Wihile over at the Pentagon, officials have hired Harris, a video technology firm, to create an app for Apple's iPad and other tablets that would allow soldiers to remotely control cameras aboard Unmanned Aerial Vehicles (UAV). As the drones uncover the location of enemy weapons and hideouts, the visual data can be uploaded instantly to an armed forces network so that commanders can make better informed tactical decisions on the fly.
Instead of developing military devices with the same capabilities, officials say that adapting smartphones and tablets for combat situations has certain key advantages. While similar military-grade equipment can cost upwards of thousands of dollars, a ruggedized iPad can be replaced for about 600 dollars. Also, soldiers wouldn't need much training since many are already familiar with the technology
"We got a five- or ten-minute class," said Specialist Hao Bui. "If you know how to use a phone, it's pretty simple."
During their exercise, soldiers stationed at Fort Bragg tested the Joint Battle Command-Platform (JBC-P Handheld) app and the Tactical Ground Reporting (TIGR Mobile) app. The JBC-P app utilizes GPS technology to locate and track friendly forces as they move across the battlefield. These forces are represented as blue icons on a map, which can also be used to plot enemies or warn their teammates of other hidden hazards. The TIGR app enabled users to input, retrieve as well as share relevant photos and tactical information.
Specialist Randy Fite, who served in Iraq, said the JBC-P app would have been a big help in urban combat situations where team members tend to get scattered.

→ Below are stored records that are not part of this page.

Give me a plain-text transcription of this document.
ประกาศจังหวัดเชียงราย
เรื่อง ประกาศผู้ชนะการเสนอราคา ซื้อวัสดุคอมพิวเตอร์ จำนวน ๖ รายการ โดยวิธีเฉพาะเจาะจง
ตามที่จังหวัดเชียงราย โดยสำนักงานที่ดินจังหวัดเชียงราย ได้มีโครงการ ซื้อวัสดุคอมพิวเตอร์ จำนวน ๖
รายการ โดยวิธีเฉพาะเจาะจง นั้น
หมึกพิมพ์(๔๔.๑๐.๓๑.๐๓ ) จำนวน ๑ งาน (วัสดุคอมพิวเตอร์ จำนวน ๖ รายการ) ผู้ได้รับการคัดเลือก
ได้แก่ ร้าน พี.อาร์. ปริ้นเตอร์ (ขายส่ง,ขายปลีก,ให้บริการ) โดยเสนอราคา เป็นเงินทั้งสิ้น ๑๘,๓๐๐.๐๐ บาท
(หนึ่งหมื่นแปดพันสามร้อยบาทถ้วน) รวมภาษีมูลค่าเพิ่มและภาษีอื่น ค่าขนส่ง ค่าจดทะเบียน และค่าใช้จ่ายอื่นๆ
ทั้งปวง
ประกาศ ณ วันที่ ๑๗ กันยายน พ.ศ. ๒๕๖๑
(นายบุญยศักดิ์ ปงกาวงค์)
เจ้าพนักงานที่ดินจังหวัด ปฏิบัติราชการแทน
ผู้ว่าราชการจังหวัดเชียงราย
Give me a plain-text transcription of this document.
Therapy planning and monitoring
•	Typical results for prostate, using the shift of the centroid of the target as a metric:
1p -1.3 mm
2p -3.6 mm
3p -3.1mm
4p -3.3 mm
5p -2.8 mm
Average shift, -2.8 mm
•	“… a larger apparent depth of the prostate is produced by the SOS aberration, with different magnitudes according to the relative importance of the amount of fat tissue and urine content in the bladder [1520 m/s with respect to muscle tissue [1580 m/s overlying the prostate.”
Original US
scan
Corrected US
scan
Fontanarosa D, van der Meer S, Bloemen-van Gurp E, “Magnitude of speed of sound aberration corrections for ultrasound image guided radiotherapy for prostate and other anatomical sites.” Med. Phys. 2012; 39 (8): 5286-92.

With the GPS tracking the blue forces, "I don't have to radio back to the truck to see where another squad is at and where they're moving to. I can just pull out my phone and look at it," Fite said. "Usually I'm running to my guys, running back to the squad leader, running back to my guys, relaying information. This way, it's just right there on me and I can just go to town."
John Delay, director of architectures for emerging business at Harris, believes the versatility of these devices opens them up for a wide range of tactical uses, even beyond the scope of what the military has explored so far.
Harris also envisions such things as a soldier at a military checkpoint conducting a video interrogation of a suspect with a standard iPhone or Android phone, then uploading that video to a back-end system where the subject's face could be analyzed with facial recognition software. In the same way, photos could be quickly taken of vehicles and licenses for comparison with historical data, Delay said.
The video capabilities of inexpensive smartphones and tablets are pushing defense and public safety authorities to change their thinking about technology, Delay argued. "They are realizing that the media and entertainment industry are going faster than they can go, and for the first time in history, commercial developers are ahead, so they are looking to adapt those technologies," Delay said.